Genetics: What Families Usually Want to Know

  • What “genetic epilepsy” means (and what it doesn’t)
  • When genetic testing is worth asking about
  • What test results can change (treatment, prognosis, family planning)
  • How to interpret “variant of uncertain significance” (VUS)

Common Genetics Terms in Plain English

  • Gene variant: A change in DNA (sometimes important, often harmless)
  • Pathogenic / likely pathogenic: Strong evidence it can cause disease
  • VUS: Not enough evidence yet (common, may be reclassified later)
  • De novo: Not inherited, happened “new” in the child
  • Mosaicism: Variant exists in some cells but not others

Related Topics

Genetics FAQ

Is genetic testing only for kids?

No.

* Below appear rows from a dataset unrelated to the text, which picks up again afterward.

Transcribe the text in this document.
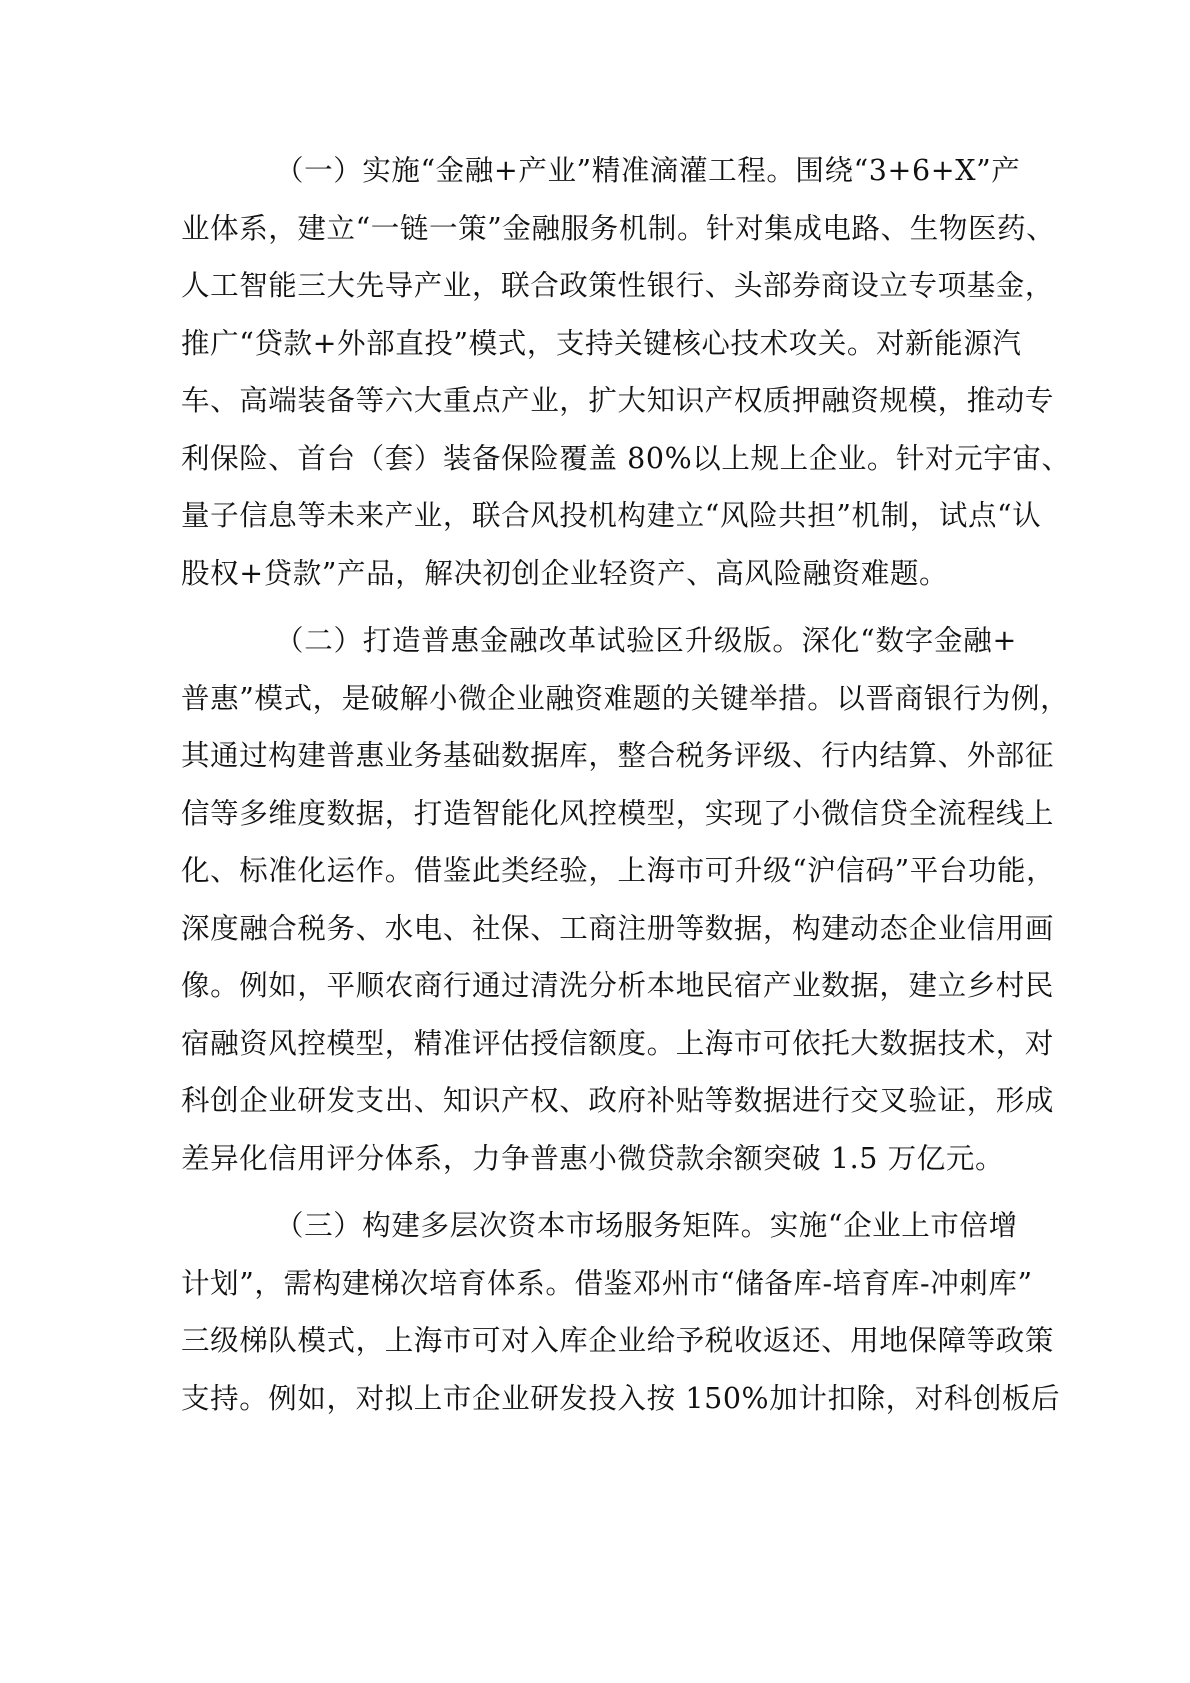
（一）实施“金融+产业”精准滴灌工程。围绕“3+6+X”产
业体系，建立“一链一策”金融服务机制。针对集成电路、生物医药、
人工智能三大先导产业，联合政策性银行、头部券商设立专项基金，
推广“贷款+外部直投”模式，支持关键核心技术攻关。对新能源汽
车、高端装备等六大重点产业，扩大知识产权质押融资规模，推动专
利保险、首台（套）装备保险覆盖 80%以上规上企业。针对元宇宙、
量子信息等未来产业，联合风投机构建立“风险共担”机制，试点“认
股权+贷款”产品，解决初创企业轻资产、高风险融资难题。
（二）打造普惠金融改革试验区升级版。深化“数字金融+
普惠”模式，是破解小微企业融资难题的关键举措。以晋商银行为例，
其通过构建普惠业务基础数据库，整合税务评级、行内结算、外部征
信等多维度数据，打造智能化风控模型，实现了小微信贷全流程线上
化、标准化运作。借鉴此类经验，上海市可升级“沪信码”平台功能，
深度融合税务、水电、社保、工商注册等数据，构建动态企业信用画
像。例如，平顺农商行通过清洗分析本地民宿产业数据，建立乡村民
宿融资风控模型，精准评估授信额度。上海市可依托大数据技术，对
科创企业研发支出、知识产权、政府补贴等数据进行交叉验证，形成
差异化信用评分体系，力争普惠小微贷款余额突破 1.5 万亿元。
（三）构建多层次资本市场服务矩阵。实施“企业上市倍增
计划”，需构建梯次培育体系。借鉴邓州市“储备库-培育库-冲刺库”
三级梯队模式，上海市可对入库企业给予税收返还、用地保障等政策
支持。例如，对拟上市企业研发投入按 150%加计扣除，对科创板后
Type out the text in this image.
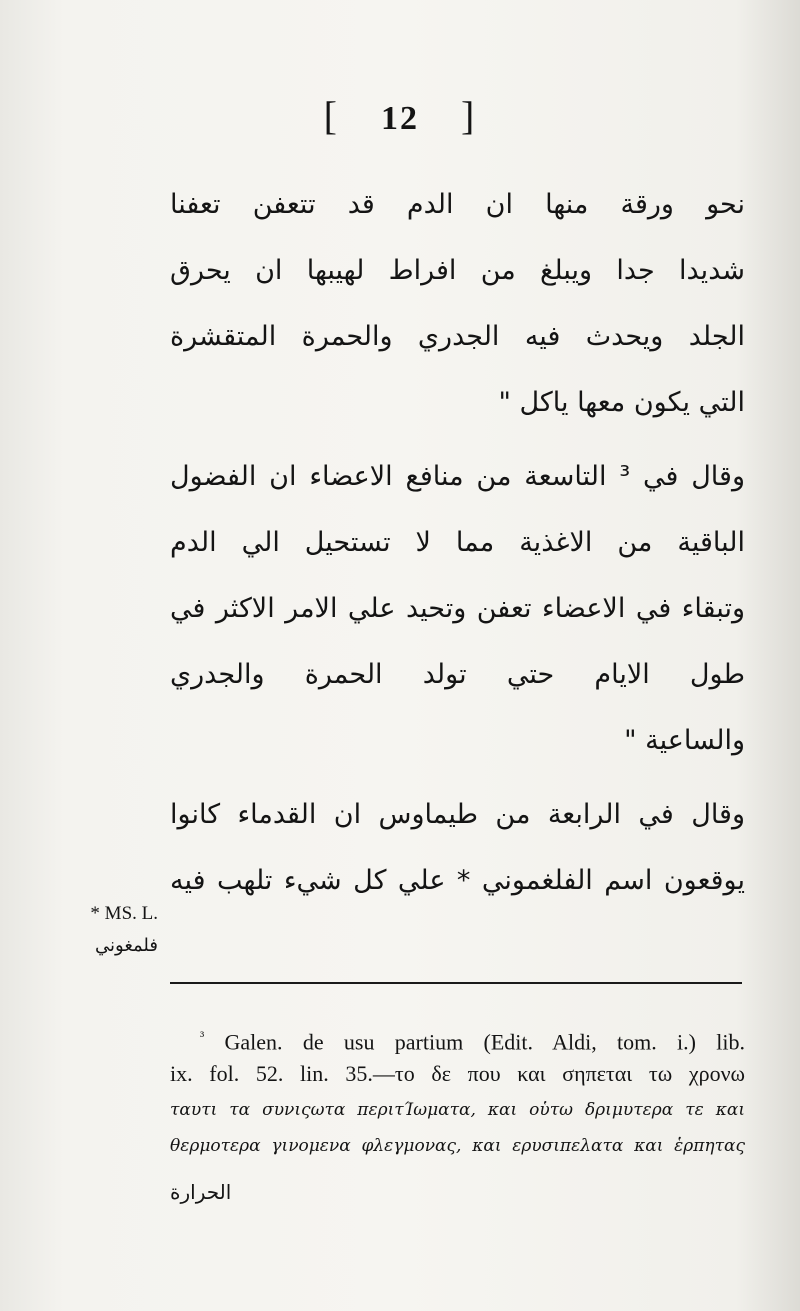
[ 12 ]
نحو ورقة منها ان الدم قد تتعفن تعفنا
شديدا جدا ويبلغ من افراط لهيبها ان يحرق
الجلد ويحدث فيه الجدري والحمرة المتقشرة
التي يكون معها ياكل "
وقال في ³ التاسعة من منافع الاعضاء ان الفضول
الباقية من الاغذية مما لا تستحيل الي الدم
وتبقاء في الاعضاء تعفن وتحيد علي الامر الاكثر في
طول الايام حتي تولد الحمرة والجدري
والساعية "
وقال في الرابعة من طيماوس ان القدماء كانوا
يوقعون اسم الفلغموني * علي كل شيء تلهب فيه
* MS. L.
فلمغوني
$^{^3}$ Galen. de usu partium (Edit. Aldi, tom. i.) lib.
ix. fol. 52. lin. 35.—το δε πoυ και σηπεται τω χρονω
ταυτι τα συνιςωτα περιτΊωματα, και οὑτω δριμυτερα τε και
θερμοτερα γινομενα φλεγμονας, και ερυσιπελατα και ἑρπητας
الحرارة
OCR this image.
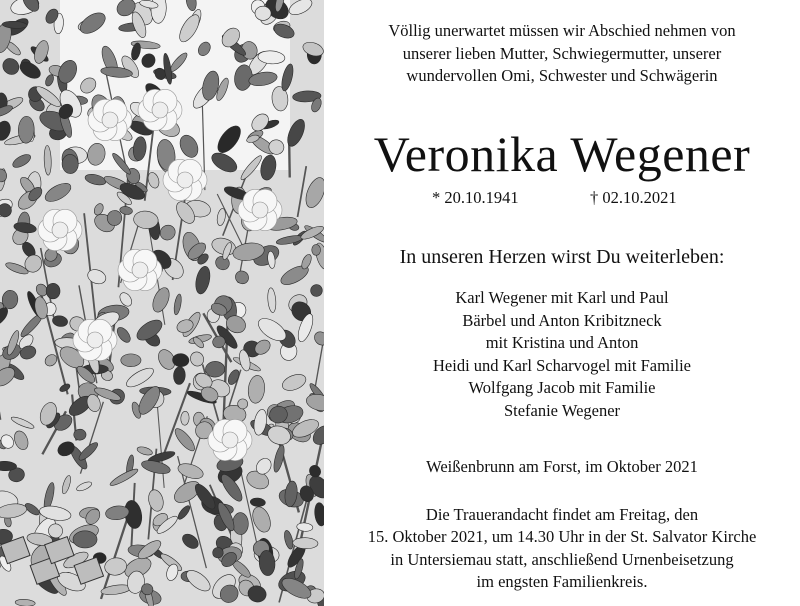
Völlig unerwartet müssen wir Abschied nehmen von
unserer lieben Mutter, Schwiegermutter, unserer
wundervollen Omi, Schwester und Schwägerin
Veronika Wegener
* 20.10.1941	† 02.10.2021
In unseren Herzen wirst Du weiterleben:
Karl Wegener mit Karl und Paul
Bärbel und Anton Kribitzneck
mit Kristina und Anton
Heidi und Karl Scharvogel mit Familie
Wolfgang Jacob mit Familie
Stefanie Wegener
Weißenbrunn am Forst, im Oktober 2021
Die Trauerandacht findet am Freitag, den
15. Oktober 2021, um 14.30 Uhr in der St. Salvator Kirche
in Untersiemau statt, anschließend Urnenbeisetzung
im engsten Familienkreis.
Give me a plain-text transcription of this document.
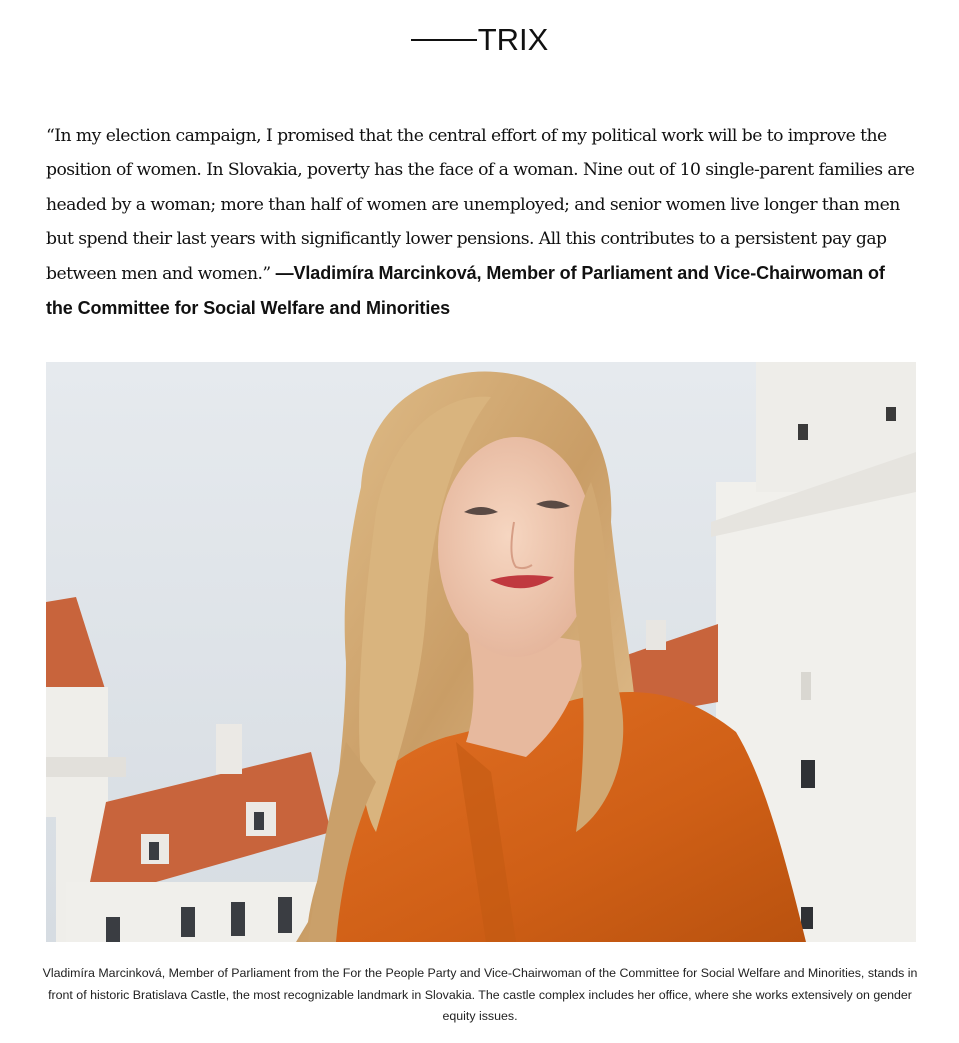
TRIX

“In my election campaign, I promised that the central effort of my political work will be to improve the position of women. In Slovakia, poverty has the face of a woman. Nine out of 10 single-parent families are headed by a woman; more than half of women are unemployed; and senior women live longer than men but spend their last years with significantly lower pensions. All this contributes to a persistent pay gap between men and women.” —Vladimíra Marcinková, Member of Parliament and Vice-Chairwoman of the Committee for Social Welfare and Minorities

Vladimíra Marcinková, Member of Parliament from the For the People Party and Vice-Chairwoman of the Committee for Social Welfare and Minorities, stands in front of historic Bratislava Castle, the most recognizable landmark in Slovakia. The castle complex includes her office, where she works extensively on gender equity issues.
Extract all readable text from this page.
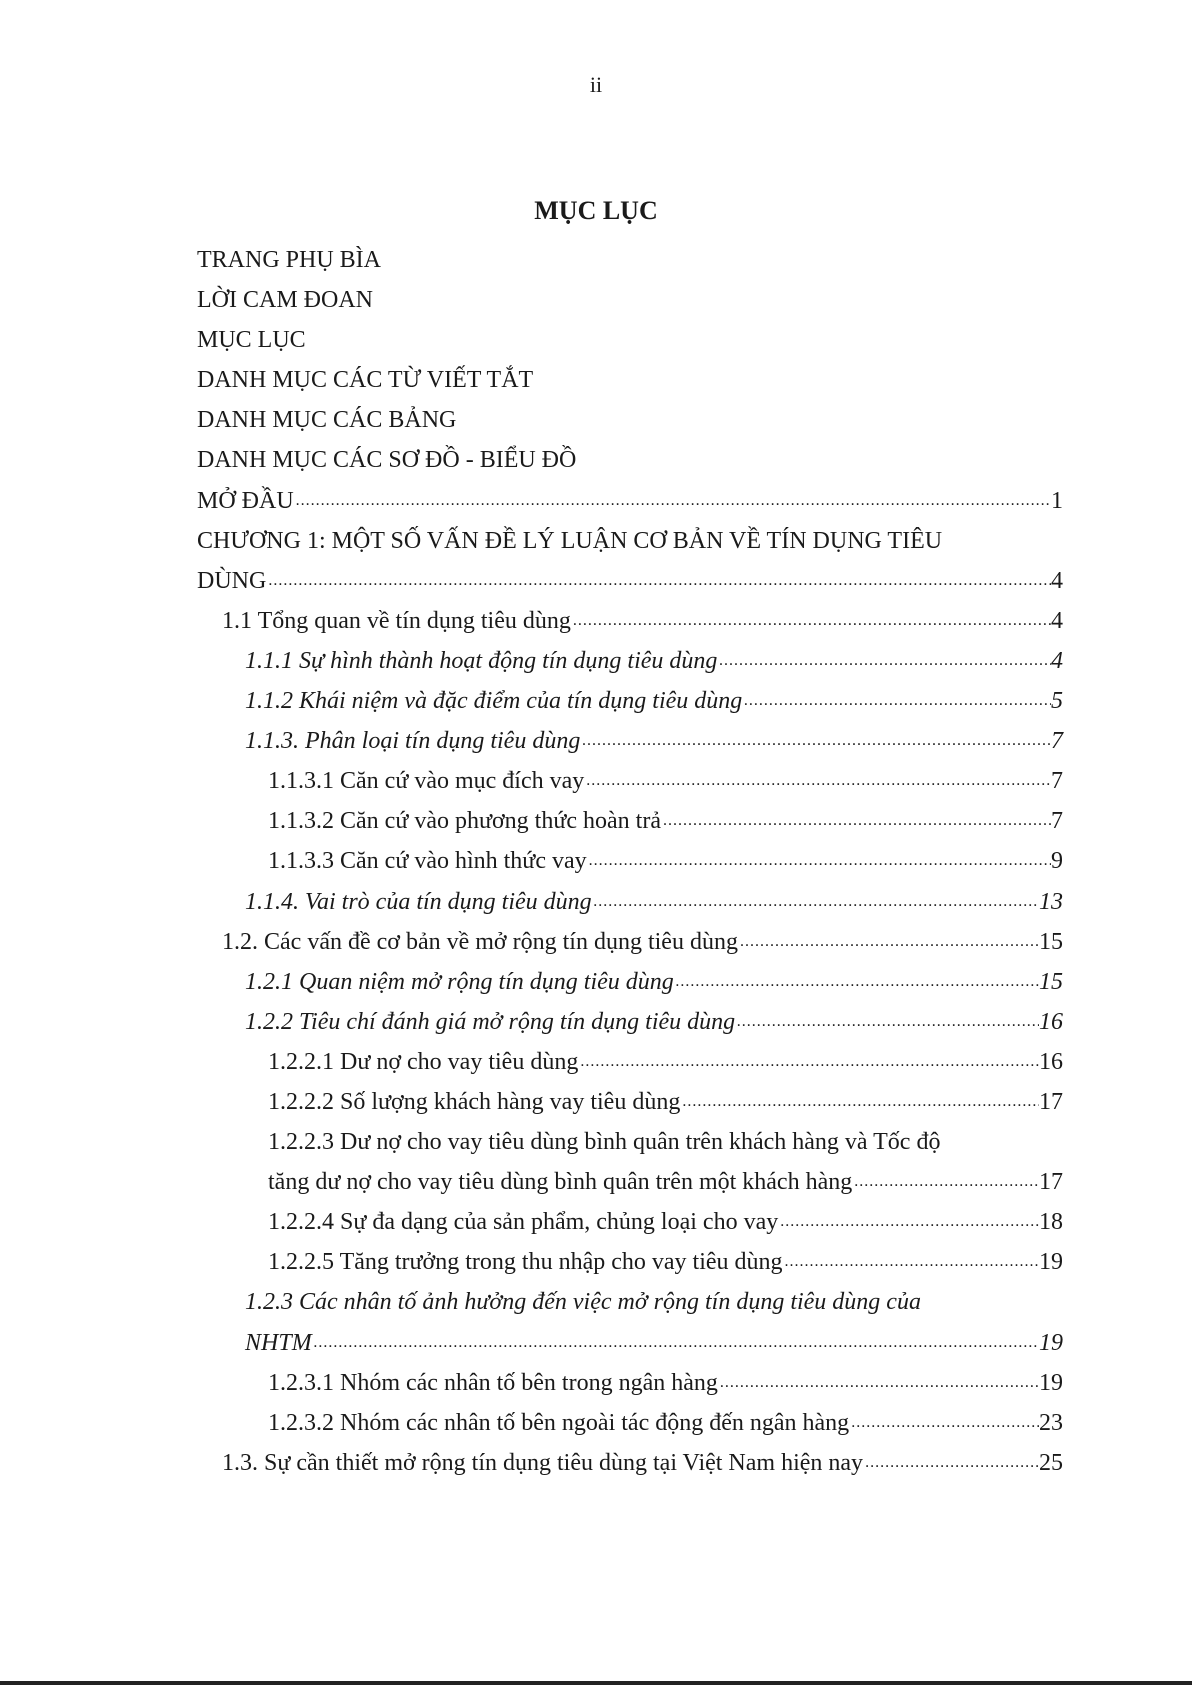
ii
MỤC LỤC
TRANG PHỤ BÌA
LỜI CAM ĐOAN
MỤC LỤC
DANH MỤC CÁC TỪ VIẾT TẮT
DANH MỤC CÁC BẢNG
DANH MỤC CÁC SƠ ĐỒ - BIỂU ĐỒ
MỞ ĐẦU .....	1
CHƯƠNG 1: MỘT SỐ VẤN ĐỀ LÝ LUẬN CƠ BẢN VỀ TÍN DỤNG TIÊU
DÙNG .....	4
1.1 Tổng quan về tín dụng tiêu dùng .....	4
1.1.1 Sự hình thành hoạt động tín dụng tiêu dùng .....	4
1.1.2 Khái niệm và đặc điểm của tín dụng tiêu dùng .....	5
1.1.3. Phân loại tín dụng tiêu dùng .....	7
1.1.3.1 Căn cứ vào mục đích vay .....	7
1.1.3.2 Căn cứ vào phương thức hoàn trả .....	7
1.1.3.3 Căn cứ vào hình thức vay .....	9
1.1.4. Vai trò của tín dụng tiêu dùng .....	13
1.2. Các vấn đề cơ bản về mở rộng tín dụng tiêu dùng .....	15
1.2.1 Quan niệm mở rộng tín dụng tiêu dùng .....	15
1.2.2 Tiêu chí đánh giá mở rộng tín dụng tiêu dùng .....	16
1.2.2.1 Dư nợ cho vay tiêu dùng .....	16
1.2.2.2 Số lượng khách hàng vay tiêu dùng .....	17
1.2.2.3 Dư nợ cho vay tiêu dùng bình quân trên khách hàng và Tốc độ
tăng dư nợ cho vay tiêu dùng bình quân trên một khách hàng .....	17
1.2.2.4 Sự đa dạng của sản phẩm, chủng loại cho vay .....	18
1.2.2.5 Tăng trưởng trong thu nhập cho vay tiêu dùng .....	19
1.2.3 Các nhân tố ảnh hưởng đến việc mở rộng tín dụng tiêu dùng của
NHTM .....	19
1.2.3.1 Nhóm các nhân tố bên trong ngân hàng .....	19
1.2.3.2 Nhóm các nhân tố bên ngoài tác động đến ngân hàng .....	23
1.3. Sự cần thiết mở rộng tín dụng tiêu dùng tại Việt Nam hiện nay .....	25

It’s common in pediatrics, but adults can benefit from genetic testing, too, especially with unclear diagnosis or family history.

If we find a gene, does it change treatment?

Sometimes. For certain conditions, results can guide medication choice, diet therapies, or referral decisions.

What if the result is VUS?

It usually means “not enough evidence yet.” It shouldn’t be treated as a definite cause, but it can be reclassified over time.

Do negative results mean it’s not genetic?

Not necessarily. Testing can miss some variants, and new gene links are still being discovered.